Frédéric Fiolof évoque dans son livre un certain nombre d’écrivains, de poètes, de philosophes, d’acteurs, de comédiens et de cinéastes, comme Sanda Voïca, Stendhal, Barthes, Christian Bobin, Nimrod, Nietzsche, Raimu, Nanni Moretti, Sartre, Kafka, Camus, Albert Cohen, Saint-Augustin, Jean Rouaud, Coluche, etc. (un éventail culturel révélant l’éclectisme et la curiosité généreuse de l’auteur) et il écrit : « Dans aucune de ces histoires je ne retrouve la mienne et pourtant, toutes la contiennent et elle les contient toutes. […] J’ai besoin, soudain, de ces deuils emphatiques, douloureux, salvateurs, de ces fils de trop de père, de trop de mère, de ces fils sans père ou sans mère, de ces voix inscrites au devant de moi pour d’autres vies » (p. 51-52) ; même s’il sait que « les livres sont souvent plus cléments que la vie » (p. 68). Nous continuons à écrire car l’écriture a cela de magique qu’elle créera toujours la présence, à défaut d’autre chose.
Les mots sont investis du rôle de prendre la suite et de tenter de recoller tant bien que mal les débris de l’existence de celui ou celle qui demeure. Si l’on sait les examiner, les débris renferment beaucoup de sens, allant de la dépouille au survivant, en passant par les miettes, les morceaux d’un tout et les restes d’une vie entamée : enchevêtrement inextricable de fragments, sensations, souvenirs chaotiques. Comme son titre l’indique, Finir les restes explore tout cela, avec autant d’esprit que d’ironie, d’autodérision, de sérieux, de philosophie, de poésie et de tendresse sans bornes, tout en renvoyant concrètement à l’action de travailler sur les derniers détails (vider la maison familiale, par exemple), et en indiquant l’intention de l’auteur de parachever, de conclure, si possible avec pudeur : vider son assiette, mais aussi vider son cœur plein à exploser d’amour assaisonné de tristesse, car les parents aimants nourrissent à la fois corps et cœur. « L’amour est le premier projectile qui m’ait traversé le corps » (p. 15), confie Frédéric Fiolof, conscient que la vie est une guerre contre la mort.

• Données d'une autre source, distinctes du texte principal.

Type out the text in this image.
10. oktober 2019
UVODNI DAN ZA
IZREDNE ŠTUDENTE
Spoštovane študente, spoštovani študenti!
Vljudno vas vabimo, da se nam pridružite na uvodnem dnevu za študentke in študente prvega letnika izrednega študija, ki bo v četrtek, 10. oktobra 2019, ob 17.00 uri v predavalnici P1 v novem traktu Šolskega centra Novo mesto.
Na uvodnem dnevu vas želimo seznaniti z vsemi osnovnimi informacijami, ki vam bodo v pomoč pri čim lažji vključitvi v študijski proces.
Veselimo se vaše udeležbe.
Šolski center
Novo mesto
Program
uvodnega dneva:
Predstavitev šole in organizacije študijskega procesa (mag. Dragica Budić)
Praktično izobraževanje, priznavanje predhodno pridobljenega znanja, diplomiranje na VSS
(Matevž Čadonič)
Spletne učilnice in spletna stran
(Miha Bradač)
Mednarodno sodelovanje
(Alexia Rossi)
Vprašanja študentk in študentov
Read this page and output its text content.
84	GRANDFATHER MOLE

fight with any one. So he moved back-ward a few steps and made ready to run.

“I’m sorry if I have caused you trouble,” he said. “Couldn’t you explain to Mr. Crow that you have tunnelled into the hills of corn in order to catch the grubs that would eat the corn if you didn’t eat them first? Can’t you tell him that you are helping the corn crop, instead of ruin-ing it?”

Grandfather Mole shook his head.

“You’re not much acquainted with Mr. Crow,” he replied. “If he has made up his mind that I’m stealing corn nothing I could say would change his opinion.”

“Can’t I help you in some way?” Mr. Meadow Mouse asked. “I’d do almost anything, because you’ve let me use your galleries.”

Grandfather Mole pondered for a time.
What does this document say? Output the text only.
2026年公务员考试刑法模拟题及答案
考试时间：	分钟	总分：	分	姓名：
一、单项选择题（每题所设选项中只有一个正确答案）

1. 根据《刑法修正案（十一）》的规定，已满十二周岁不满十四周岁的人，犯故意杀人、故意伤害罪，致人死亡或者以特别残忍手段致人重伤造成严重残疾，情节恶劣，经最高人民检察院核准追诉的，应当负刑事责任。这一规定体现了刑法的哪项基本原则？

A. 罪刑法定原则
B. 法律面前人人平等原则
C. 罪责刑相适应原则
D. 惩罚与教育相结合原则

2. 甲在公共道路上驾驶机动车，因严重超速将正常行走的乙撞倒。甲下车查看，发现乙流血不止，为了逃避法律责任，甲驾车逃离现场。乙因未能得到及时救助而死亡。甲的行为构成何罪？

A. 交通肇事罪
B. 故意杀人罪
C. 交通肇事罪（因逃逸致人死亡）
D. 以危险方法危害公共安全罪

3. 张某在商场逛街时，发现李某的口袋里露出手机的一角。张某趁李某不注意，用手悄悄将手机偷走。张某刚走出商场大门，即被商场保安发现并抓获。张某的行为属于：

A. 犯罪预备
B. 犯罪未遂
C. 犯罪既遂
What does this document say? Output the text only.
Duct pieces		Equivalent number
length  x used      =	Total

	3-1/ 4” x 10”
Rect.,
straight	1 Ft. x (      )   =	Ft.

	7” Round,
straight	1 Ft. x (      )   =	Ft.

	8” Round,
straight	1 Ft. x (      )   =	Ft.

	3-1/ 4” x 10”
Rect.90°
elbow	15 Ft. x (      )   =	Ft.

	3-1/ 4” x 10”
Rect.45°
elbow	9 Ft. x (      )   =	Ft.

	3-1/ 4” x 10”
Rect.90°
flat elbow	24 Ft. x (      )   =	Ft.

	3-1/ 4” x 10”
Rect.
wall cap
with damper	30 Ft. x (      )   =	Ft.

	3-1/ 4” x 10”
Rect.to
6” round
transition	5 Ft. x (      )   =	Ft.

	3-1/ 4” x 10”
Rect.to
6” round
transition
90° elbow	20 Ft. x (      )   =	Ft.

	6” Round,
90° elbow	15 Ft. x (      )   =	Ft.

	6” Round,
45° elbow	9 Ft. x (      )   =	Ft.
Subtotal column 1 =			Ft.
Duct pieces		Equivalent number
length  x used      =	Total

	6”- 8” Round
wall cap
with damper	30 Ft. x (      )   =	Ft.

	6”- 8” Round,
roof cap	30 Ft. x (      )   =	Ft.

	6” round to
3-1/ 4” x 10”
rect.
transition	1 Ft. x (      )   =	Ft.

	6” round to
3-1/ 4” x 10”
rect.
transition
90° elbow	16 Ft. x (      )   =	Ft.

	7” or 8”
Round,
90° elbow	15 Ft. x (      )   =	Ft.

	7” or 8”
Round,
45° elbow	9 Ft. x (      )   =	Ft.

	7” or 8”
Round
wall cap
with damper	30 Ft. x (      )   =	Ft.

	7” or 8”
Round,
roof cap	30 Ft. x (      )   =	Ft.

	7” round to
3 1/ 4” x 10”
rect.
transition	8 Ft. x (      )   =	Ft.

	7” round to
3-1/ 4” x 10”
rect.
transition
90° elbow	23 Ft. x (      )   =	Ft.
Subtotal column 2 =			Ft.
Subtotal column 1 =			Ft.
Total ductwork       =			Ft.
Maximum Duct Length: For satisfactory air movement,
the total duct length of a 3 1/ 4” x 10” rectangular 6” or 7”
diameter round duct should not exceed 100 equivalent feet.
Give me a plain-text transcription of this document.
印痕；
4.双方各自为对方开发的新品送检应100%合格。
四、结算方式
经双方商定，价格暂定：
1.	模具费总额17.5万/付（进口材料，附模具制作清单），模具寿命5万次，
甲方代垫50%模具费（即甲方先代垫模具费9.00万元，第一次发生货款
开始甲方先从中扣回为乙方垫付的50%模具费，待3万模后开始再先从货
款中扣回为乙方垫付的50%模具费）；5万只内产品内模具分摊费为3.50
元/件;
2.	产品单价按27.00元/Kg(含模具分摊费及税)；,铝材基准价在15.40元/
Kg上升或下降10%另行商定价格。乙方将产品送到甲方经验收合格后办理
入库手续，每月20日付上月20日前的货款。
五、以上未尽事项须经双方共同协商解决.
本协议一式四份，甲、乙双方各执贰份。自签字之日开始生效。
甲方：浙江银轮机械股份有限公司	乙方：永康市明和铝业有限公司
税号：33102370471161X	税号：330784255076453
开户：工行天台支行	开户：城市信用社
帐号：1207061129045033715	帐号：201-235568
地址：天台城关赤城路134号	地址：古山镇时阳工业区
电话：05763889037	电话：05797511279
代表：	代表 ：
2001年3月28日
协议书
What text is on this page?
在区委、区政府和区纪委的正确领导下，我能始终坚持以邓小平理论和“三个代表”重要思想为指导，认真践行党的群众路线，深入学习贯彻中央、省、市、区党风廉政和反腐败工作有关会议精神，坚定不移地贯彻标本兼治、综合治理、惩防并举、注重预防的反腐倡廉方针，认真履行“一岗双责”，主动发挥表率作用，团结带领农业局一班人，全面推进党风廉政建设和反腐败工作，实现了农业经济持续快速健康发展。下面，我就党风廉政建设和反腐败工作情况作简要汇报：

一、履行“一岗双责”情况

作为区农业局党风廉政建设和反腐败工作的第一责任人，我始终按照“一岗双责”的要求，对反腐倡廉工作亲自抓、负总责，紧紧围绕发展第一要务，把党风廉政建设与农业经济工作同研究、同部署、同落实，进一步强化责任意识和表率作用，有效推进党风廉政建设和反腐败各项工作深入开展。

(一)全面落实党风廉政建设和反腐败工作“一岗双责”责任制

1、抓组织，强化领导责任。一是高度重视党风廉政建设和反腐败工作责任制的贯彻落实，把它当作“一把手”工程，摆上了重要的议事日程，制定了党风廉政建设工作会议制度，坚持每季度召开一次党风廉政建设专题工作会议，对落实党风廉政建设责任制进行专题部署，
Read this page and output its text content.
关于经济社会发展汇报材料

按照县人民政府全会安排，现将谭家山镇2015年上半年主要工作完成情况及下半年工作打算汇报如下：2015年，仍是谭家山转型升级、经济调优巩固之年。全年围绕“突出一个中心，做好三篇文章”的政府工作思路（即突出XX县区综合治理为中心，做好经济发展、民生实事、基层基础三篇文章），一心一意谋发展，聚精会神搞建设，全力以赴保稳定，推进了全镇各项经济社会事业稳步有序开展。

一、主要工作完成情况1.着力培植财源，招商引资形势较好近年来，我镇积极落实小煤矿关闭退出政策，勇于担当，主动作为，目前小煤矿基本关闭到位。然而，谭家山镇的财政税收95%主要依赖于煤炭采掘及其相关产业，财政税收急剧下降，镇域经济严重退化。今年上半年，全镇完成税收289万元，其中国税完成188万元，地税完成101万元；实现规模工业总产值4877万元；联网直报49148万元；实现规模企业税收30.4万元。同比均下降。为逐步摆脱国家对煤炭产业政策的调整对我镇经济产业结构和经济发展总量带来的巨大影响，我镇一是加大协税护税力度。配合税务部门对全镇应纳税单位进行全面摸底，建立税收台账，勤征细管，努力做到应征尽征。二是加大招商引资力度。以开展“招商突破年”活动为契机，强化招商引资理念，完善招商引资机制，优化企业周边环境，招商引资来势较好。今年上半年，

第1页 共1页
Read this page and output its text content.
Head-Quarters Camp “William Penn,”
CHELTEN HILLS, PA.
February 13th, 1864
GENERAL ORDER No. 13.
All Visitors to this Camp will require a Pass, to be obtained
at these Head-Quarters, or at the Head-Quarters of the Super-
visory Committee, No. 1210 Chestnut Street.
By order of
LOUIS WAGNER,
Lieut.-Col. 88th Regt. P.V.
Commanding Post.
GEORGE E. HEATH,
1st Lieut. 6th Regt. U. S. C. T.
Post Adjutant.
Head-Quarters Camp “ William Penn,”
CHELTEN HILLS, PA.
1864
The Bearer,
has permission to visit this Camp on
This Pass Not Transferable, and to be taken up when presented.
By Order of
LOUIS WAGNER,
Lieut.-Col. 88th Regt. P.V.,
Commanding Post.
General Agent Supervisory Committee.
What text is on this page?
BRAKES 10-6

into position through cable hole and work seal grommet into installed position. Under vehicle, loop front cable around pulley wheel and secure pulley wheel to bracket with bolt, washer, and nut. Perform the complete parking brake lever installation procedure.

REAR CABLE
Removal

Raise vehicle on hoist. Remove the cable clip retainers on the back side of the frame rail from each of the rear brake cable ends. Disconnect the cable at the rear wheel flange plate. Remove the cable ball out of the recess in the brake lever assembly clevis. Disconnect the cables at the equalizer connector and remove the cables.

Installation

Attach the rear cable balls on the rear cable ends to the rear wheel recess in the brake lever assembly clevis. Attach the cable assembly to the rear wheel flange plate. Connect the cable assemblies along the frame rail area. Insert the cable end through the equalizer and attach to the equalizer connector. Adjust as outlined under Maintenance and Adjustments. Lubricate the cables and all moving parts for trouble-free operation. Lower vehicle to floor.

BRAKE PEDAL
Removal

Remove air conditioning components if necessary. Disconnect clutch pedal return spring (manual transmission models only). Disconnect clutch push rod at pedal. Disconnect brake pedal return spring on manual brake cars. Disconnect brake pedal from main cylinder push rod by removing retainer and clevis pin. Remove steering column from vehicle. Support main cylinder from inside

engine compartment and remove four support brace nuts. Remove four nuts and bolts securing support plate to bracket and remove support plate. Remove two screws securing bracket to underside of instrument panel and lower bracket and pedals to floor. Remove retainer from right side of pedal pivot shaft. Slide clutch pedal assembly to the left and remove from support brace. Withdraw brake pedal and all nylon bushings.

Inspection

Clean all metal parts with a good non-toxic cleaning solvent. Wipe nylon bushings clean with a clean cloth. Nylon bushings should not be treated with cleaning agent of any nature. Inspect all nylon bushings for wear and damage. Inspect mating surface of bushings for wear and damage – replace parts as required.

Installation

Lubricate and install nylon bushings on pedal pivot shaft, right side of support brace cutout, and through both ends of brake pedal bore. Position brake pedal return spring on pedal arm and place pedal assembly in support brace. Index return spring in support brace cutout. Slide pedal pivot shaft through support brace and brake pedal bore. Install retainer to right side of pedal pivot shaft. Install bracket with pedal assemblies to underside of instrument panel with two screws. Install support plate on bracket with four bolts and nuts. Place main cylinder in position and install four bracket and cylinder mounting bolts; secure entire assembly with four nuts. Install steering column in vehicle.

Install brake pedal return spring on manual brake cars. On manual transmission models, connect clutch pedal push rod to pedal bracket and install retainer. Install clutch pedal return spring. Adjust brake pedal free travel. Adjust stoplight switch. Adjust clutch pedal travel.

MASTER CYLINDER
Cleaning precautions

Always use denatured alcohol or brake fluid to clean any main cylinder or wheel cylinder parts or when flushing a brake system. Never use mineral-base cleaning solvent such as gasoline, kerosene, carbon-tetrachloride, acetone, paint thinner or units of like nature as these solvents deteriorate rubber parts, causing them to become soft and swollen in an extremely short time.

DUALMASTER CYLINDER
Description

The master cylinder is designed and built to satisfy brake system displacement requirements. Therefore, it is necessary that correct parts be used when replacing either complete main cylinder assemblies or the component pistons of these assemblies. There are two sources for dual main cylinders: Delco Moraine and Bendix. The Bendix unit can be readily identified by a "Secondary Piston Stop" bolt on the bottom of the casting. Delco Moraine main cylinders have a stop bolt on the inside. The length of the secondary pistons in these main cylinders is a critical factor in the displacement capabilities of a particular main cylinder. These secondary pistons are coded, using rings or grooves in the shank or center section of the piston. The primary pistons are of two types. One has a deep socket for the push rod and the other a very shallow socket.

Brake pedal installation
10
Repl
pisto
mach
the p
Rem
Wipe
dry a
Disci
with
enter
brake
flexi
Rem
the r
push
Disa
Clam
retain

« Finir » comme définir aussi, ce que peuvent être la traversée du deuil et la reconstruction du moi après la catastrophe. Finir par écrire, pour ne jamais en finir avec rien ni personne : « Le problème est toujours d’en finir avec son travail, dans la pensée de ne jamais en finir avec rien… […] c’est la question du doute, de la méfiance et de l’impatience » (Thomas Bernhard). Au fond, qui étaient nos parents silencieux trop vite partis ? Les connaissions-nous vraiment ? Nous connaissons-nous nous-mêmes ? Où sont les morts ? Qu’est-ce que le deuil ? Qu’efface en nous et de nous la disparition d’un être cher ? « L’absence de ceux que j’aime me diminue. La lumière ne passe pas. Je suis l’obstrué » (p. 26). Des questions auxquelles viennent s’ajouter les inévitables : s’il y a un dieu, comment a-t-il pu laisser faire cela ?, et comment être heureux après… ou plutôt, comment poursuivre sa vie ?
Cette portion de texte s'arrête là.